Tony Williams: Creature Of Conscience

It seems as if the second chapter of Tony Williams’ Blue Note solo career (1985–1992) has been rather forgotten. But listening back again after quite a few years, it’s striking how different those six albums sound to most acoustic jazz records being made these days.

Though no fan of the whole ‘Young Lions’ neo-traditionalist thing (though it’s sometimes forgotten that he featured heavily on Wynton Marsalis’s 1982 debut), Williams nonetheless made a commitment to composing for a ‘standard’ five-piece lineup through this period, and in the process provided superb platforms for the likes of pianist Mulgrew Miller, trumpeter Wallace Roney, bassist Charnett Moffett and saxist Bill Pierce.

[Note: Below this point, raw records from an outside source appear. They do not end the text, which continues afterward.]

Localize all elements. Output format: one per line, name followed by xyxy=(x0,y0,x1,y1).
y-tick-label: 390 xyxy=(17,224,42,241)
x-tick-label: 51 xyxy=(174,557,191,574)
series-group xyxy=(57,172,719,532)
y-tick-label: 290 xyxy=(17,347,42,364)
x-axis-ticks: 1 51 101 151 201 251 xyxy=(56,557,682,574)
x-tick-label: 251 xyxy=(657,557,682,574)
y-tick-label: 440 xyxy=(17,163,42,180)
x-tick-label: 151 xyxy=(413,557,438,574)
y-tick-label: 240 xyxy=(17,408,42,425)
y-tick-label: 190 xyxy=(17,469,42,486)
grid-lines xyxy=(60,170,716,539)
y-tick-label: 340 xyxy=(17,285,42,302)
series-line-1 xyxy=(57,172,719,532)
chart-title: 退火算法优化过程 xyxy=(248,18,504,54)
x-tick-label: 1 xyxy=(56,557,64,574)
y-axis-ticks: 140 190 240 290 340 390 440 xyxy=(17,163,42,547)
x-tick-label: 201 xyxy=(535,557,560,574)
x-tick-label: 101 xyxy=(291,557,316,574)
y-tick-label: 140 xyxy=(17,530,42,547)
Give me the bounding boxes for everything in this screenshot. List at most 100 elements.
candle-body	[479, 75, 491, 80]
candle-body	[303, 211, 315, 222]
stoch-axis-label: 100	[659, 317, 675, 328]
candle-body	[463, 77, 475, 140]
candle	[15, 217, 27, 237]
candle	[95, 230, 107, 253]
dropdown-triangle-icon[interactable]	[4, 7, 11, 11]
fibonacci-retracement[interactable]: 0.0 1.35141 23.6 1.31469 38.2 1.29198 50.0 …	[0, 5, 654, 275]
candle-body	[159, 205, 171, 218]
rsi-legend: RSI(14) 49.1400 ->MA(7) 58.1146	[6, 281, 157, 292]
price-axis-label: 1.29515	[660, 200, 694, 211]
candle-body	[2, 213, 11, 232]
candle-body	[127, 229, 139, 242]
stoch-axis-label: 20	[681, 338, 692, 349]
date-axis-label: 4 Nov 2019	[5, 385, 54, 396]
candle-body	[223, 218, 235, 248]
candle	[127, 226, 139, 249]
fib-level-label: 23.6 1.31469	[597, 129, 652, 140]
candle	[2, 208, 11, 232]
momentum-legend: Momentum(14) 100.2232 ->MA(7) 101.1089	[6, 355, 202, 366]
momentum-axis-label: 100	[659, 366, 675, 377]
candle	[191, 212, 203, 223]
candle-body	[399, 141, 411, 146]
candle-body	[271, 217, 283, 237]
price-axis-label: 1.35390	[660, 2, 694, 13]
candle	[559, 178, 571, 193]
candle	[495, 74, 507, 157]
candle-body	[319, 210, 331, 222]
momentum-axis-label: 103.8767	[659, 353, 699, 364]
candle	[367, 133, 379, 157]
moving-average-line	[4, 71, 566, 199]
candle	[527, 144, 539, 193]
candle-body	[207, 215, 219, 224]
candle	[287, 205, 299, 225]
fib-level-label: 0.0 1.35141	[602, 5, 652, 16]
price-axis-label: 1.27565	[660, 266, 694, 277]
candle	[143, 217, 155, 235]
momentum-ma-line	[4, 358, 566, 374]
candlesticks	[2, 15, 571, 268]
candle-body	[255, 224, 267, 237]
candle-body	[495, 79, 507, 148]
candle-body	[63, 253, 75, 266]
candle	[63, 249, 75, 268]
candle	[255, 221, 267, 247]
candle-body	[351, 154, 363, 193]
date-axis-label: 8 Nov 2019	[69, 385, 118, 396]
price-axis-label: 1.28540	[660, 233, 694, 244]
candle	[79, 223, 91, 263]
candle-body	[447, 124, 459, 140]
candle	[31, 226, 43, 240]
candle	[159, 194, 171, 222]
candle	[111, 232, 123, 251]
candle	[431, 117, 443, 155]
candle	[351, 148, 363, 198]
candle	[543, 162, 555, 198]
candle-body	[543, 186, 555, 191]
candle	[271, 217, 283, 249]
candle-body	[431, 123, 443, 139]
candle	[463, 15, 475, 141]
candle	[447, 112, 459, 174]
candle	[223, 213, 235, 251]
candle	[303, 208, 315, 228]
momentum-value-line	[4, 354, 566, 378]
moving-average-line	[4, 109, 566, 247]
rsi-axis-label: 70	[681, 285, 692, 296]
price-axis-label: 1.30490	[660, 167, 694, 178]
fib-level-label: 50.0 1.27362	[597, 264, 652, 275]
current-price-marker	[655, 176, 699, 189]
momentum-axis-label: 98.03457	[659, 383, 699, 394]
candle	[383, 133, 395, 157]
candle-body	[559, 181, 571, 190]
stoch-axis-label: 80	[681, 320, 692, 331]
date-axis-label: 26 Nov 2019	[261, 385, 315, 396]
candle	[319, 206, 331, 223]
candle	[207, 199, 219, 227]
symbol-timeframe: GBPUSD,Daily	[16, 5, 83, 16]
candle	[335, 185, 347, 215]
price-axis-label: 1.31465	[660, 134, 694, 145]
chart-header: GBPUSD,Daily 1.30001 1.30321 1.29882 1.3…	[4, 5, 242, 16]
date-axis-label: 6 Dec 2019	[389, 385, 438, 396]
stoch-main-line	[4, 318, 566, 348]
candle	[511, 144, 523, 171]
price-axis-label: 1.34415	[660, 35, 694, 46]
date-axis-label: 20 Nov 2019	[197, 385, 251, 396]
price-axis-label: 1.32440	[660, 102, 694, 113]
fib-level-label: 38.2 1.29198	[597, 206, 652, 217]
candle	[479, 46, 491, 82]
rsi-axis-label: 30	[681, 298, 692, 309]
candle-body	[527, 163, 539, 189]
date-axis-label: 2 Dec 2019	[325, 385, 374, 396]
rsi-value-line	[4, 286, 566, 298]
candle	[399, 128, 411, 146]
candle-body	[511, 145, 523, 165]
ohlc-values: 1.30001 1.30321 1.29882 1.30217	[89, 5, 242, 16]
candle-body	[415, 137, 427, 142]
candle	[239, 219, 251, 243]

But he always mixed his drums loud and proud. You were in no doubt that this was a drummer’s band.

Though he had always written music, Tony began composition classes in the early 1980s. They paid off handsomely too, and it’s surprising that tunes as ‘Native Heart’, ‘Sister Cheryl’, ‘My Michelle’ and ‘Life Of The Party’ haven’t been covered more often. Maybe people just haven’t heard them.

But it’s ‘Creatures Of Conscience’ from 1991’s The Story Of Neptune that has mainly been rattling around my head over the last month or so. It’s a superb through-composed piece which is basically set up as a drum solo with interjecting tutti band figures. Check out how he marshals the written material and then cuts into a really special solo about two-thirds of the way in.

 

 

One comment

  1. That tune has some bite to it.
    Tony always good, whatever the material.